Jest to inwestycja od samego początku, czyli od znalezienia gruntu po uzyskanie odpowiednich pozwoleń. Najpoważniejsze ryzyka, które się wiążą z tego typu inwestycją to:

  • Nieoptymalny wybór gruntu

Może okazać się, że wybrany i dzierżawiony grunt pod budowę farmy posiada wady obniżające rentowność farmy PV. Może to być np. zacienie albo słabe nasłonecznienie. Do tego dochodzą jeszcze kwestie formalne, których niespełnienie może zablokować inwestycję. Do takich składników należą: spełnianie warunku gruntów odpowiedniej klasy (gleba orna słabej jakości), brak MPZP lub odpowiedni zapis w MPZP, stacja transformatorowa i słup średniego napięcia w obrębie działki, nie być terenem objętym ochroną przyrody oraz nie znajdować się na terenie zalewowym.

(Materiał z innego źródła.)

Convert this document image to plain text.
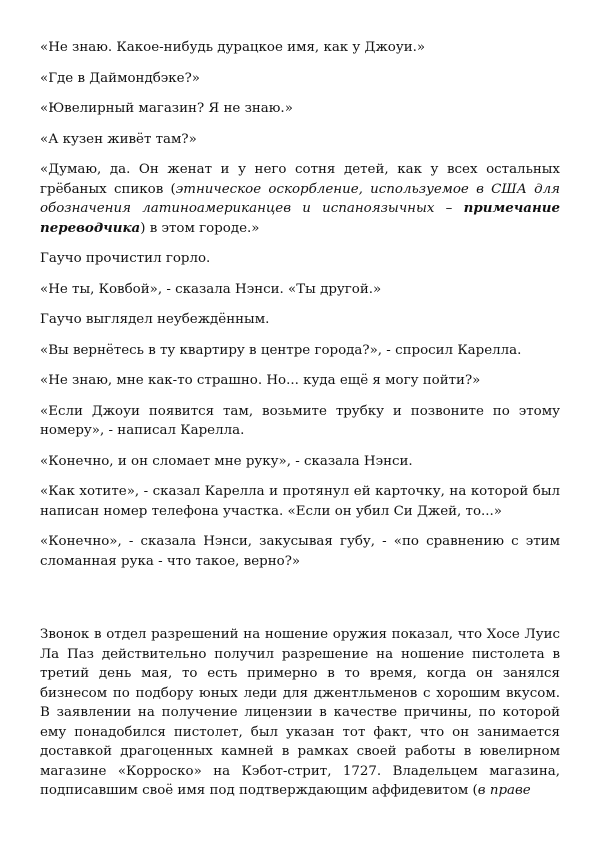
«Не знаю. Какое-нибудь дурацкое имя, как у Джоуи.»

«Где в Даймондбэке?»

«Ювелирный магазин? Я не знаю.»

«А кузен живёт там?»

«Думаю, да. Он женат и у него сотня детей, как у всех остальных грёбаных спиков (этническое оскорбление, используемое в США для обозначения латиноамериканцев и испаноязычных – примечание переводчика) в этом городе.»

Гаучо прочистил горло.

«Не ты, Ковбой», - сказала Нэнси. «Ты другой.»

Гаучо выглядел неубеждённым.

«Вы вернётесь в ту квартиру в центре города?», - спросил Карелла.

«Не знаю, мне как-то страшно. Но... куда ещё я могу пойти?»

«Если Джоуи появится там, возьмите трубку и позвоните по этому номеру», - написал Карелла.

«Конечно, и он сломает мне руку», - сказала Нэнси.

«Как хотите», - сказал Карелла и протянул ей карточку, на которой был написан номер телефона участка. «Если он убил Си Джей, то...»

«Конечно», - сказала Нэнси, закусывая губу, - «по сравнению с этим сломанная рука - что такое, верно?»

Звонок в отдел разрешений на ношение оружия показал, что Хосе Луис Ла Паз действительно получил разрешение на ношение пистолета в третий день мая, то есть примерно в то время, когда он занялся бизнесом по подбору юных леди для джентльменов с хорошим вкусом. В заявлении на получение лицензии в качестве причины, по которой ему понадобился пистолет, был указан тот факт, что он занимается доставкой драгоценных камней в рамках своей работы в ювелирном магазине «Корроско» на Кэбот-стрит, 1727. Владельцем магазина, подписавшим своё имя под подтверждающим аффидевитом (в праве
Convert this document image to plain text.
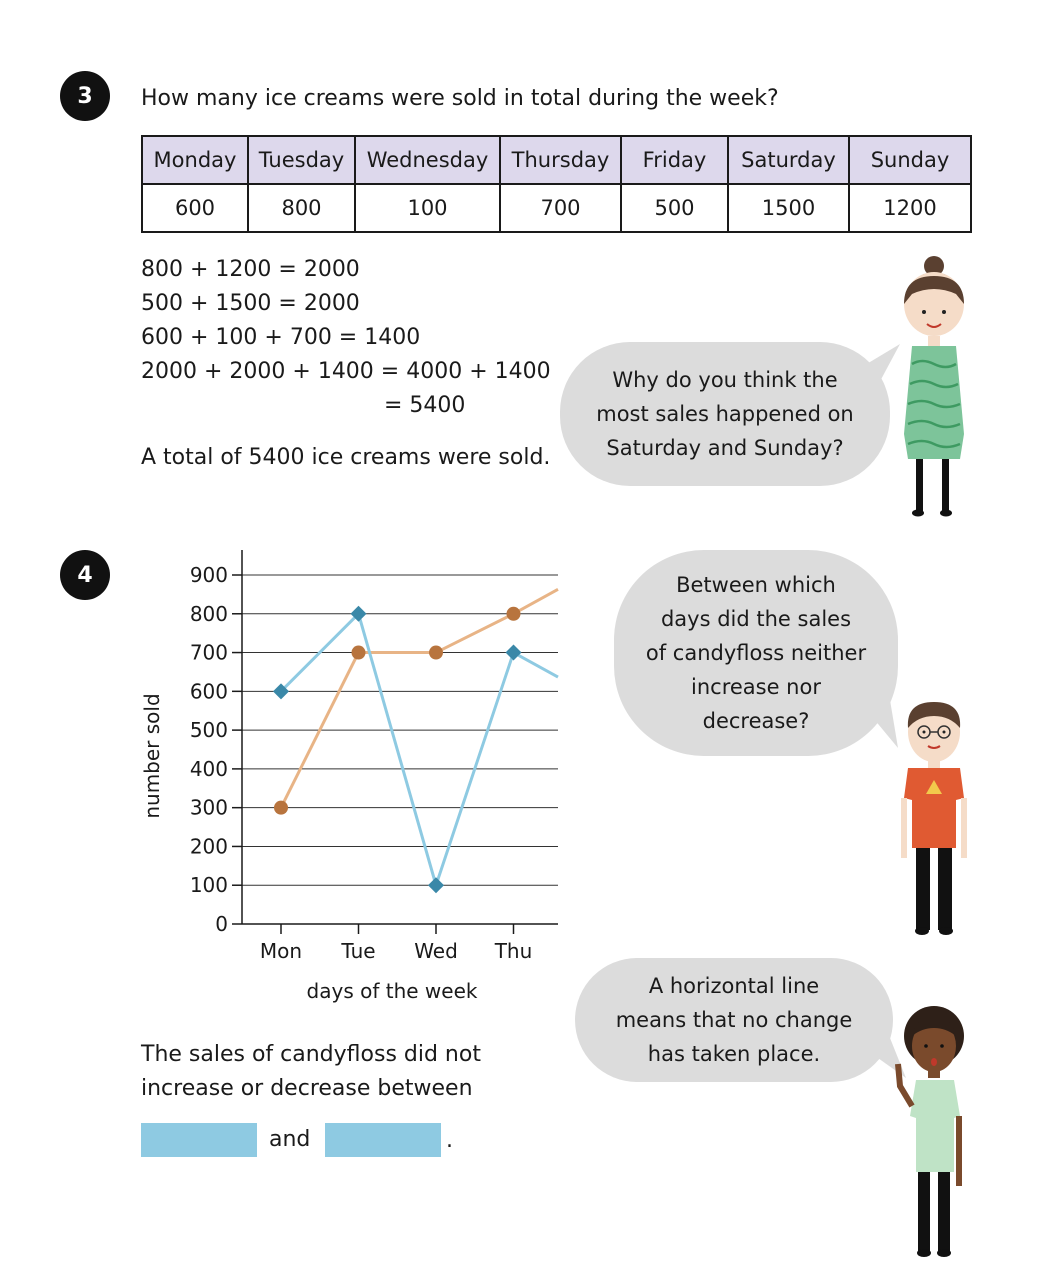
3	How many ice creams were sold in total during the week?
Monday	Tuesday	Wednesday	Thursday	Friday	Saturday	Sunday
600	800	100	700	500	1500	1200
800 + 1200 = 2000
500 + 1500 = 2000
600 + 100 + 700 = 1400
2000 + 2000 + 1400 = 4000 + 1400
= 5400
A total of 5400 ice creams were sold.
Why do you think the
most sales happened on
Saturday and Sunday?
4
0
100
200
300
400
500
600
700
800
900
Mon Tue Wed Thu
days of the week
number sold
Between which
days did the sales
of candyfloss neither
increase nor
decrease?
A horizontal line
means that no change
has taken place.
The sales of candyfloss did not
increase or decrease between
and	.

Należy też liczyć się z uciążliwym sąsiedztwem – brak akceptacji sąsiadów dla budowy farmy fotowoltaicznej i próby zablokowania jej budowy.

Wybór gruntu można poprzedzić odpowiednim rozpoznaniem terenu, a posiłkując się doradcą z odpowiednią wiedzą zweryfikować warunki formalne nieruchomości. Kwestie uciążliwego sąsiedztwa dotyczą bardziej wiatraków niż fotowoltaiki, gdyż wiatraki niosą ze sobą pewien stopień dyskomfortu (hałas, widowiskowe i potencjalnie niebezpieczne awarie, niszczenie krajobrazu). Wraz z rozwojem popularności fotowoltaiki powinna rosnąć też akceptacja w społeczeństwie (dziś już nawet na wsiach wiele gospodarstw ma panele fotowoltaiczne na dachach – znajomość tematu zwiększa poziom wiedzy i akceptacji).

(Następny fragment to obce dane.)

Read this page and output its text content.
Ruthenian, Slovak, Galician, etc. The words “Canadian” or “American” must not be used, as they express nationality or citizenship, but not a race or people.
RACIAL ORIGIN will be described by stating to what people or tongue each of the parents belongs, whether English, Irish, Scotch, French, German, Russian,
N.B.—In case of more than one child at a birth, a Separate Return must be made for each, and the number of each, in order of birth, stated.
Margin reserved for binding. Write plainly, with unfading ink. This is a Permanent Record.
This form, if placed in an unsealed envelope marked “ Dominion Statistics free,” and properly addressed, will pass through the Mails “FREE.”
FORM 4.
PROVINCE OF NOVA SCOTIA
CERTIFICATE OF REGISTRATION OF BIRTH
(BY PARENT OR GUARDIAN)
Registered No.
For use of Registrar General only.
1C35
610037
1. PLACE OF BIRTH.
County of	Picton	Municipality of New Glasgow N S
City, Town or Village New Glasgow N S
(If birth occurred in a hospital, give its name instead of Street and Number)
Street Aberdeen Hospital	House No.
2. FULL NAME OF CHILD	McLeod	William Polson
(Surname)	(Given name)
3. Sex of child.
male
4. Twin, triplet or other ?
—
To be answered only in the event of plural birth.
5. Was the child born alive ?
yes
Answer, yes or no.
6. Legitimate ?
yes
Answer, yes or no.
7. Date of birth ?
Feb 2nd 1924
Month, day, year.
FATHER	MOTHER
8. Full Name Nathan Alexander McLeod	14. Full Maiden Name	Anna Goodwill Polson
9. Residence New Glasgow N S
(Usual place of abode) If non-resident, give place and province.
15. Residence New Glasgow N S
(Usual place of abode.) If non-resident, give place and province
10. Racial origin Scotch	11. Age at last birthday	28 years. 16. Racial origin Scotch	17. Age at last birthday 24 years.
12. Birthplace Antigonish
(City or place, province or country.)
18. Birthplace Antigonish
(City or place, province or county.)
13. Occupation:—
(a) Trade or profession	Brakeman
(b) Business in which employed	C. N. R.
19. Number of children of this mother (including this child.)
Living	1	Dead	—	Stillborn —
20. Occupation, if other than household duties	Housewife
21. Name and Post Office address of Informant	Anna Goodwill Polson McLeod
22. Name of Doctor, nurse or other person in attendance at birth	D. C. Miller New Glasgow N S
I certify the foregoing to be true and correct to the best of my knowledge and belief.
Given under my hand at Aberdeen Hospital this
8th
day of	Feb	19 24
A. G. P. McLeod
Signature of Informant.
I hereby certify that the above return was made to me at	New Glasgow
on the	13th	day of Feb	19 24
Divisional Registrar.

  • Problemy formalne z tytułem prawnym do gruntu

Najpopularniejsza forma to dzierżawa, ale musi ona zawierać odpowiednie warunki, m.in. być długoterminowa i odpowiednie zabezpieczenie przed wypowiedzeniem ze strony właściciela; do tego przydatne jest  prawo dzierżawcy do dysponowania gruntem na cele budowlane oraz prawo przeniesienia praw z umowy na podmiot trzeci (przyszłego ewentualnego inwestora).

Świadomość wymaganych warunków dzierżawy i konsultacja z wyspecjalizowanym doradcą minimalizują tego typu ryzyko.

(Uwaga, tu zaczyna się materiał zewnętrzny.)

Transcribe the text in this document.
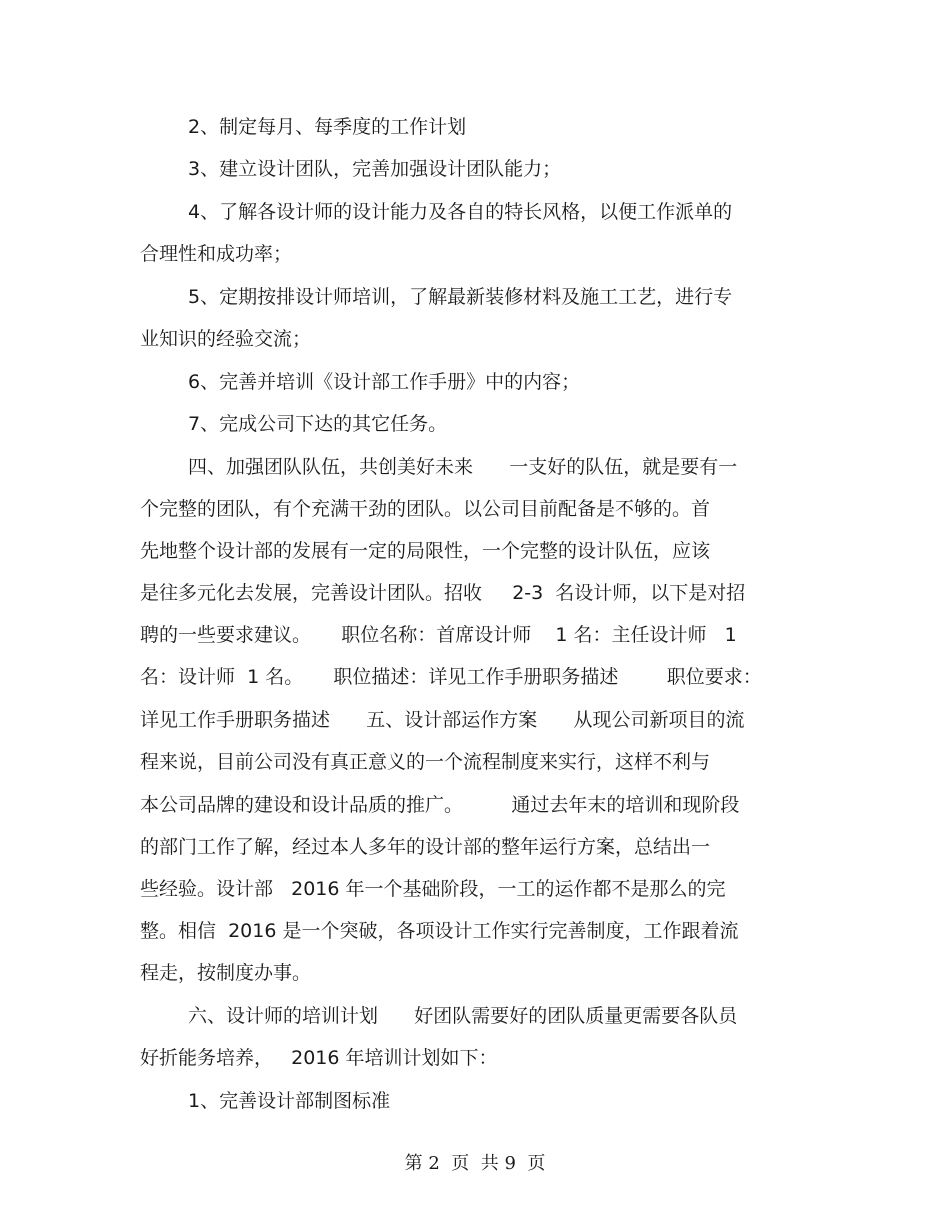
2、制定每月、每季度的工作计划
3、建立设计团队，完善加强设计团队能力；
4、了解各设计师的设计能力及各自的特长风格，以便工作派单的
合理性和成功率；
5、定期按排设计师培训，了解最新装修材料及施工工艺，进行专
业知识的经验交流；
6、完善并培训《设计部工作手册》中的内容；
7、完成公司下达的其它任务。
四、加强团队队伍，共创美好未来      一支好的队伍，就是要有一
个完整的团队，有个充满干劲的团队。以公司目前配备是不够的。首
先地整个设计部的发展有一定的局限性，一个完整的设计队伍，应该
是往多元化去发展，完善设计团队。招收     2-3  名设计师，以下是对招
聘的一些要求建议。     职位名称：首席设计师    1 名：主任设计师   1
名：设计师  1 名。     职位描述：详见工作手册职务描述        职位要求：
详见工作手册职务描述      五、设计部运作方案      从现公司新项目的流
程来说，目前公司没有真正意义的一个流程制度来实行，这样不利与
本公司品牌的建设和设计品质的推广。        通过去年末的培训和现阶段
的部门工作了解，经过本人多年的设计部的整年运行方案，总结出一
些经验。设计部   2016 年一个基础阶段，一工的运作都不是那么的完
整。相信  2016 是一个突破，各项设计工作实行完善制度，工作跟着流
程走，按制度办事。
六、设计师的培训计划      好团队需要好的团队质量更需要各队员
好折能务培养，   2016 年培训计划如下：
1、完善设计部制图标准
第 2  页  共 9  页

  • Konieczność uzyskania wszystkich pozwoleń

Inwestycja w farmę PV wymaga szeregu pozwoleń zanim przystąpi się do fazy budowy, do których należą m. in. decyzja środowiskowa, pozwolenie na budowę czy koncesję na sprzedaż energii. Każdy z tych etapów wymaga spełnienia odpowiednich formalności i rodzi ryzyko, podobnie jak koszt i wykonanie projektu farmy fotowoltaicznej.

Największe zagrożenie to wydłużenie czasu na otrzymanie wszystkich pozwoleń, związana np. z koniecznością uzupełniania wniosków. Realizując kompletowanie pozwoleń samemu narażamy się na wielogodzinne wertowanie regulacji i wniosków, research w Internecie, wypełnianie wniosków i ewentualnych poprawek. Wyspecjalizowany doradca zrobi to szybciej i efektywniej, a koszt jego usług w całości kosztów budowy będzie nieznaczny.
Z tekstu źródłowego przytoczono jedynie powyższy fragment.